Lagarde warned that without cooperation, capital and data flows would suffer, undermining productivity and growth.

Al-Jadaan said that power dynamics had always shaped global relations, but dialogue remained essential. “The fact that thousands of leaders came here says something,” he said. “Some things cannot be done alone.”

In another session titled Geopolitical Risks Outlook for 2026, former US Democratic representative Jane Harman said that because of AI, the world was safer in some ways but worse off in others.

“I think AI can make the world riskier if it gets in the wrong hands and is used without guardrails to kill all of us. But AI also has enormous promise. AI may be a development tool that moves the third world ahead faster than our world, which has pretty messy politics,” she said.

American economist Eswar Prasad said that currently the world was in a “doom loop.”

Prasad said that the global economy was stuck in a negative-feedback loop and economics, domestic politics and geopolitics were only bringing out the worst in each other.

“Technology could lead to shared prosperity but what we are seeing is much more concentration of economic and financial power within and between countries, potentially making it a destabilizing force,” he said.

Prasad predicted that AI and tech development would impact growing economies the most. But he said that there was uncertainty about whether these developments would create job opportunities and growth in developing countries.

Professor of international political economy at the University of New South Wales in Australia, Elizabeth Thurbon, said that China was driving a Green Energy transition in a way that should be modeled by the rest of the world.

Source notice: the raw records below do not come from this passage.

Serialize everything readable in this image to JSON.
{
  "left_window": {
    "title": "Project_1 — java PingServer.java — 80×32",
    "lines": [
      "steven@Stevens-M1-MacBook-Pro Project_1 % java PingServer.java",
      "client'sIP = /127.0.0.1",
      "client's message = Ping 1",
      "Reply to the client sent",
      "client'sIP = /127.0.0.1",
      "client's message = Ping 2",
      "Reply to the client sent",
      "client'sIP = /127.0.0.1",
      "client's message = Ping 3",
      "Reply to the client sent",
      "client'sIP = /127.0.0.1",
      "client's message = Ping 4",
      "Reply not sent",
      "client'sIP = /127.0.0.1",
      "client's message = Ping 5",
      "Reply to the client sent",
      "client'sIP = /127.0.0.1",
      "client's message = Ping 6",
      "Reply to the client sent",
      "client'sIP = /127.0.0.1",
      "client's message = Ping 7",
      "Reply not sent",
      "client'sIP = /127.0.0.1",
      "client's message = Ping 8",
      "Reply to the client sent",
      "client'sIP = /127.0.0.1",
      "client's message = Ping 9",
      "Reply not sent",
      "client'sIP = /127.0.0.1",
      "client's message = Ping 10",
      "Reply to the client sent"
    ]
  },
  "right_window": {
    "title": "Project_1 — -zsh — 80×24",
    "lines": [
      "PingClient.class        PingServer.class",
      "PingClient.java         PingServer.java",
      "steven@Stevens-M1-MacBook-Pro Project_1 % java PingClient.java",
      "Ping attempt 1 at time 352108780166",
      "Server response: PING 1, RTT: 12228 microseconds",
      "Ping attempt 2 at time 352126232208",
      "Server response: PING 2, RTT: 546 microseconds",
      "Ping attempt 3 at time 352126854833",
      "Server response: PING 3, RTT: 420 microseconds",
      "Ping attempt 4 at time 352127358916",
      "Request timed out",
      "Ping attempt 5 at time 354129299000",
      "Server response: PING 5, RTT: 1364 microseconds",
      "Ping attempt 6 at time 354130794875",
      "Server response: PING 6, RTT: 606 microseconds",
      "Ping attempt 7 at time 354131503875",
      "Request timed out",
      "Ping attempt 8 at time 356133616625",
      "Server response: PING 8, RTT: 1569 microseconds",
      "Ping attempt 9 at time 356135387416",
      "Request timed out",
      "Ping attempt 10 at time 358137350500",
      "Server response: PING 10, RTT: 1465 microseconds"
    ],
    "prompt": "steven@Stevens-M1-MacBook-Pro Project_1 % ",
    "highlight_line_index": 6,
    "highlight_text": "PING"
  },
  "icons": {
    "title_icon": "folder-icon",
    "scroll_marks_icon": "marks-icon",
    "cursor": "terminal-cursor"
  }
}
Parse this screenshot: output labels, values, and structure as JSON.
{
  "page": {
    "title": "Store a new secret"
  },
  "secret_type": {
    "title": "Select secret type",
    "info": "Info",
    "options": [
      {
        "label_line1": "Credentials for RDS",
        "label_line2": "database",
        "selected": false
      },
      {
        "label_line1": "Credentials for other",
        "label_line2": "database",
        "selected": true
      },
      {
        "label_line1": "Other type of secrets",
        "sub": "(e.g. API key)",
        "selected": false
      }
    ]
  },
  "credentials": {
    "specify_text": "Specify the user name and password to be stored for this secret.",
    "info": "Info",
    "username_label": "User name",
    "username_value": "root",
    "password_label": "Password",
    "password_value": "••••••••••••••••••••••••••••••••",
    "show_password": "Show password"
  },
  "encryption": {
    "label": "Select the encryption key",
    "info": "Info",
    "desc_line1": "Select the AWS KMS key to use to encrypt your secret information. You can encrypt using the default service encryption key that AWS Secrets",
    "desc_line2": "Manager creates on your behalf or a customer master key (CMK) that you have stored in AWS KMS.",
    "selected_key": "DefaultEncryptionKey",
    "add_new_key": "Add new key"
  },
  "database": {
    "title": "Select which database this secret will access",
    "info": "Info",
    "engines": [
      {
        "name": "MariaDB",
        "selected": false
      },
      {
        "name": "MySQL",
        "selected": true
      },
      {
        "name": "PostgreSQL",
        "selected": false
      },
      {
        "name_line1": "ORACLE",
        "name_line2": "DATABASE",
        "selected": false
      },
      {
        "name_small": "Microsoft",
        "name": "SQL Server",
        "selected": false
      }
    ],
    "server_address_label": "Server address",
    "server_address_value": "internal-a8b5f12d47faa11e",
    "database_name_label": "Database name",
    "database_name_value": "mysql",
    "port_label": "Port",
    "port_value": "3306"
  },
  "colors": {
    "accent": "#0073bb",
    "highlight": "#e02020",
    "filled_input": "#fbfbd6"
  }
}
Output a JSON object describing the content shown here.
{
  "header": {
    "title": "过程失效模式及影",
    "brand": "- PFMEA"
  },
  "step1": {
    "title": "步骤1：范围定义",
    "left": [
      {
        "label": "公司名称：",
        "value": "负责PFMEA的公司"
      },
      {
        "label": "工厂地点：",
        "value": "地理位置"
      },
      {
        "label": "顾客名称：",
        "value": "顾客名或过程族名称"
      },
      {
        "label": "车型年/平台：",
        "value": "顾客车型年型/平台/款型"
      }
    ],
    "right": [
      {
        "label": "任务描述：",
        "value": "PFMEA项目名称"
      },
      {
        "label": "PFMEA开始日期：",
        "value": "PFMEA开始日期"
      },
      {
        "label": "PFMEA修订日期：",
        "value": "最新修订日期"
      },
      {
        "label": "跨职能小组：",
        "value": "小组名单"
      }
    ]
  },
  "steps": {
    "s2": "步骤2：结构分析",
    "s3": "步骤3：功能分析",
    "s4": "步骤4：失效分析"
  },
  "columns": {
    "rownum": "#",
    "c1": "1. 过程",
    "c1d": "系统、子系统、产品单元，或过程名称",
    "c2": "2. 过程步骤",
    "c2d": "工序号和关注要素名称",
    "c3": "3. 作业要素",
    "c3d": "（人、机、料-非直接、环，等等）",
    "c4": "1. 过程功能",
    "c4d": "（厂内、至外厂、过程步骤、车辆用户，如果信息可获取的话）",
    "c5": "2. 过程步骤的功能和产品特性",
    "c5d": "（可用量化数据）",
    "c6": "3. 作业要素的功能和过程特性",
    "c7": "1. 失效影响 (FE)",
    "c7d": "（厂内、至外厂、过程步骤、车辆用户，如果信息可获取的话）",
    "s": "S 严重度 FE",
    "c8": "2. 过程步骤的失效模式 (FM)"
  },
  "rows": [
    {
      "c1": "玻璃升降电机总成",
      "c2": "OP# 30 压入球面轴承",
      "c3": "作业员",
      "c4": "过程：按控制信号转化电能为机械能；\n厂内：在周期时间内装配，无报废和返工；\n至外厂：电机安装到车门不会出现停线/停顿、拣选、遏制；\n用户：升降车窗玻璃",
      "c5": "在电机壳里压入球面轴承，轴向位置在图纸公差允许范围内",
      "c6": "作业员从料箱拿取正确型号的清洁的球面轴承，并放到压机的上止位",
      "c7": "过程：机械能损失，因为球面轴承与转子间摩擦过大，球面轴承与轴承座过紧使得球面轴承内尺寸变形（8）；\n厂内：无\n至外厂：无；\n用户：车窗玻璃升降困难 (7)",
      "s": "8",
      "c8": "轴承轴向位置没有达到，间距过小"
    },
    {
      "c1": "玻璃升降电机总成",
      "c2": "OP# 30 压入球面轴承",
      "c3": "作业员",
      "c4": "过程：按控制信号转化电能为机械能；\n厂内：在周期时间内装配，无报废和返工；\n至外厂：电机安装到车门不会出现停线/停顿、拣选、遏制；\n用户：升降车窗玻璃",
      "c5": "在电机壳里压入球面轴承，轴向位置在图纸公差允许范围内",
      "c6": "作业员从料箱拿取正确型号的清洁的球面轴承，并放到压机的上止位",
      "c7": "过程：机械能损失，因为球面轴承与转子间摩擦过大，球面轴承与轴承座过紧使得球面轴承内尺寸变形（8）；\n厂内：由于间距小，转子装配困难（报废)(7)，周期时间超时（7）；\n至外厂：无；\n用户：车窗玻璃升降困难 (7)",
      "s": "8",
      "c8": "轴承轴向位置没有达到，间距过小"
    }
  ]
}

“The Chinese government is using the Green Energy Transition to boost energy security and is manufacturing its own energy to reduce reliance on fossil fuel imports,” she explained.

Thurbon said that China was using this transition to boost economic security, social security and geostrategic security. She viewed this as a huge security-enhancing opportunity and every country had the ability to use the energy transition as a national security multiplier. 

“We are seeing an enormous dynamism across emerging market economies driven by China. This boom loop is being driven by enormous investments in green energy. Two-thirds of global investment flowing into renewable energy is driven largely by China,” she said.

Thurbon said that China was taking an interesting approach to building relationships with countries by putting economic engagement on the forefront of what they had to offer.

“China is doing all it can to ensure economic partnership with emerging economies are productive. It’s important to approach alliances as not just political alliances but investment in economy, future and the flourishment of a state,” she said.

The panel criticized global economic treaties and laws, and expressed the need for immediate reforms in economic governing bodies.

“If you are a developing economy, the rules of the WTO, for example, are not helpful for you to develop. A lot of the rules make it difficult to pursue an economic development agenda. These regulations are not allowing the economies to grow,” Thurbon said.

“Serious reform must be made in international trade agreements, economic bodies and rules and guidelines,” she added.

Prasad echoed this sentiment and said there was a need for national and international reform in global economic institutions.

“These institutions are not working very well so we can reconfigure them or rebuild them from scratch. But unfortunately the task of rebuilding falls into the hands of those who are shredding them,” he said.

WEF attendees were invited to join the Global Collaboration and Growth meeting to be held in Saudi Arabia in April 2026 to continue addressing the complex global challenges and engage in dialogue.